FCC to Rule on Media Caps

The Federal Communications Commission (FCC) will likely raise limits on ownership of television stations when it releases new regulatory proposals on Tuesday June 2, according to reports from Washington.

Among probable changes will be a loosening of restrictions on controlling more than two stations in any one major market. The new limit could be three in very large markets, such as New York or Los Angeles. Another significant change would be to allow ownership of two stations in midsize markets, now prohibited. The current 35% cap on market share for any one broadcasting company may be raised to 45%. Prohibitions against cross-ownership of newspapers and television stations may be loosened, as well as blocks against mergers between television and radio operators.

Mergers between major television networks probably won't be addressed, primarily because none of them have requested an exemption from current rules. NBC, ABC, CBS, and Fox are owned by General Electric Co., The Walt Disney Company, Viacom, and News Corp., respectively, with all but GE owning many television stations. Changes in FCC regulations could affect as much as 80% of the national market, according to analysts.

The expected new limits are the latest development in "free-market" de-regulation that began with the Telecommunications Act of 1996, ushered into law by then Vice President Al Gore. That act set the stage for a wave of mergers and acquisitions in the radio industry that many people blame for the homogenous state of broadcasting today, with a few major players dominating the airwaves. FCC Chairman Michael Powell and other agency commissioners have received a tremendous amount of correspondence on the radio problem, from music fans, musicians, and music industry executives. As a result, the new proposals aren't expected to offer the radio industry much wiggle room for new mergers.

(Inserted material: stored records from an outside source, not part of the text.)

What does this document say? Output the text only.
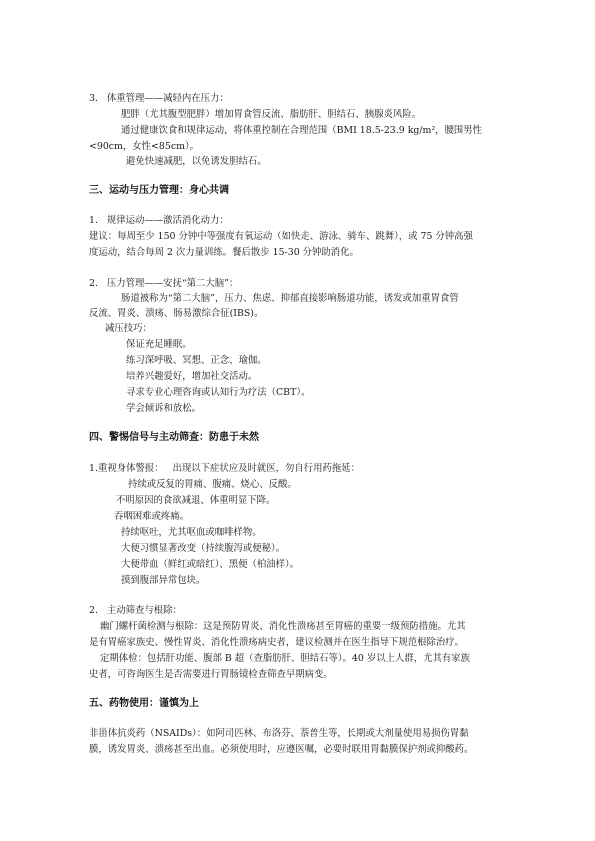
3.   体重管理——减轻内在压力：
肥胖（尤其腹型肥胖）增加胃食管反流、脂肪肝、胆结石、胰腺炎风险。
通过健康饮食和规律运动，将体重控制在合理范围（BMI 18.5-23.9 kg/m²，腰围男性
<90cm，女性<85cm）。
避免快速减肥，以免诱发胆结石。
三、运动与压力管理：身心共调
1.   规律运动——激活消化动力：
建议：每周至少 150 分钟中等强度有氧运动（如快走、游泳、骑车、跳舞），或 75 分钟高强
度运动，结合每周 2 次力量训练。餐后散步 15-30 分钟助消化。
2.   压力管理——安抚“第二大脑”：
肠道被称为“第二大脑”，压力、焦虑、抑郁直接影响肠道功能，诱发或加重胃食管
反流、胃炎、溃疡、肠易激综合征(IBS)。
减压技巧：
保证充足睡眠。
练习深呼吸、冥想、正念、瑜伽。
培养兴趣爱好，增加社交活动。
寻求专业心理咨询或认知行为疗法（CBT）。
学会倾诉和放松。
四、警惕信号与主动筛查：防患于未然
1.重视身体警报：   出现以下症状应及时就医，勿自行用药拖延：
持续或反复的胃痛、腹痛、烧心、反酸。
不明原因的食欲减退、体重明显下降。
吞咽困难或疼痛。
持续呕吐，尤其呕血或咖啡样物。
大便习惯显著改变（持续腹泻或便秘）。
大便带血（鲜红或暗红）、黑便（柏油样）。
摸到腹部异常包块。
2.   主动筛查与根除：
幽门螺杆菌检测与根除：这是预防胃炎、消化性溃疡甚至胃癌的重要一级预防措施。尤其
是有胃癌家族史、慢性胃炎、消化性溃疡病史者，建议检测并在医生指导下规范根除治疗。
定期体检：包括肝功能、腹部 B 超（查脂肪肝、胆结石等）。40 岁以上人群，尤其有家族
史者，可咨询医生是否需要进行胃肠镜检查筛查早期病变。
五、药物使用：谨慎为上
非甾体抗炎药（NSAIDs）：如阿司匹林、布洛芬、萘普生等，长期或大剂量使用易损伤胃黏
膜，诱发胃炎、溃疡甚至出血。必须使用时，应遵医嘱，必要时联用胃黏膜保护剂或抑酸药。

The situation for television broadcasters may be quite the opposite, however. News Corp. and Viacom, the two largest, with 38% and 39% of the market, respectively (and in excess of the present 35% cap), have already identified acquisition targets. Some liberalization opponents believe that lifting the caps could result in the television equivalent of Clear Channel Communications, which has over 1200 stations nationwide.

Last week, Senate Commerce Committee Chairman John McCain (R-AZ) held hearings on television ownership rules, entertaining testimony from Capitol Broadcast Company CEO Jim Goodmon, Seattle Times publisher Frank Blethen, Media News Group (Denver Post and Salt Lake Tribune) CEO William Singleton, and Viacom chairman Mel Karmazin.

In mid-May, a group of US Senators introduced a bill intended to maintain current limits on media concentration. Co-sponsored by Ernest F. Hollings (D-SC) and Ted Stevens (R-AK), the bill parallels one in the House of Representatives intended to block FCC deregulation. "Radical rule changes in the existing national and local ownership limits could seriously, and perhaps irreparably, alter the fabric of American culture and civic discourse," Senator Hollings said in introducing the bill. Controls on media ownership date back to the 1930s, and were initiated to insure a diversity of viewpoints available to the public.